Formation continue de l’entrepreneur, chapitre 2

Se former est, pour un entrepreneur, un enjeu clé (La formation continue de l’entrepreneur : une nécessité, pas un luxe), en dépit de la pression du quotidien.

Pour lui comme pour ses équipes, le travail est le premier levier de l’apprentissage, et le terrain l’un de ses lieux privilégiés. C’est également une bonne façon d’orienter et guider l’action collective.

Toutefois, apprendre ne suffit pas. Il faut aussi désapprendre.

Pourquoi ? Parce que nous vivons dans un monde où ce que nous savons peut devenir un frein : dans un environnement mouvant, nos certitudes peuvent gripper notre capacité à nous adapter. Sans compter que, comme entrepreneurs, nous demandons à nos équipes de se former et d’évoluer, en oubliant parfois de nous appliquer cette exigence.

La formation continue n’est pas qu’une question de compétences, c’est aussi une question de lucidité, qui commencepar reconnaître que nos connaissances, nos méthodes, nos croyances même, peuvent nous aveugler.

Je vous propose aujourd’hui de réfléchir à comment désapprendre.

L’illusion de la connaissance

Nous sommes tous guettés par deux illusions, celle du contrôle et celle de la connaissance. Richard Feynman, prix Nobel de physique, nous met d’ailleurs en garde : « Il ne faut pas se mentir – et on est la personne la plus facile à duper. »

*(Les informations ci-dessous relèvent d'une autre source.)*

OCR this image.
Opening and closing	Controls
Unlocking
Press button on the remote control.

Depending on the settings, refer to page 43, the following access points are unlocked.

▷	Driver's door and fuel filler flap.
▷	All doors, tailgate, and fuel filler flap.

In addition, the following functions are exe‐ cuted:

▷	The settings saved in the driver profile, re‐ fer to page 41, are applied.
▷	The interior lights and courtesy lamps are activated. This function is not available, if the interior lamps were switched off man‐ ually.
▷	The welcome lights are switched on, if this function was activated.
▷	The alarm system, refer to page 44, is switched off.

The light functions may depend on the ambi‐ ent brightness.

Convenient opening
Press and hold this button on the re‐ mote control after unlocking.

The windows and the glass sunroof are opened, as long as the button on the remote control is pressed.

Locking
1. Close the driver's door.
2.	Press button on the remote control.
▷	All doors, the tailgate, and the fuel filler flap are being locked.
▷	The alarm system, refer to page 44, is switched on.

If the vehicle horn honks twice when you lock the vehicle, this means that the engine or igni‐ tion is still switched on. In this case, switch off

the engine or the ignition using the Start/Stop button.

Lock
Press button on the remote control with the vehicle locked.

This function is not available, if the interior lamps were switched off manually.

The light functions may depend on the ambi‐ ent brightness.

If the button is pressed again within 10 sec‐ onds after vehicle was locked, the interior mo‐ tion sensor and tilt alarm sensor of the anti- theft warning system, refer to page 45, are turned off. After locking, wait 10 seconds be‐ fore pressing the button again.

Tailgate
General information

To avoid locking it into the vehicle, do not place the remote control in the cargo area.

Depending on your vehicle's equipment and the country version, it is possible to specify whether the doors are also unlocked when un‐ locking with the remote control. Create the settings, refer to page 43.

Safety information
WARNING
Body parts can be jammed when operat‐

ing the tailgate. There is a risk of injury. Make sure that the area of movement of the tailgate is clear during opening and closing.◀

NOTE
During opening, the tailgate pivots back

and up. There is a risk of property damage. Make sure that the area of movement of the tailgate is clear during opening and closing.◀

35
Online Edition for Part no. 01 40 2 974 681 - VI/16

Ce sujet revient souvent dans les interactions avec mes clients : pas simple de se départir de solutions qui ont fonctionné et de réflexes obsolètes, terriblement difficile de remettre en question ce qui nous a réussi jusqu’à maintenant. Il faut être suffisamment lucide et en vérité sur notre action.

Richard Feynman avait proposé une technique d’apprentissage dont je ne peux que confirmer la puissance. La meilleure façon d’apprendre est de parvenir à transmettre un sujet, au point d’être capable de l’enseigner avec succès à un enfant de 5 ans. Ce qui oblige à affiner sa propre compréhension, et à renforcer la boucle d’apprentissage. L’exercice est redoutable. Il révèle nos lacunes, nos approximations, nos angles morts.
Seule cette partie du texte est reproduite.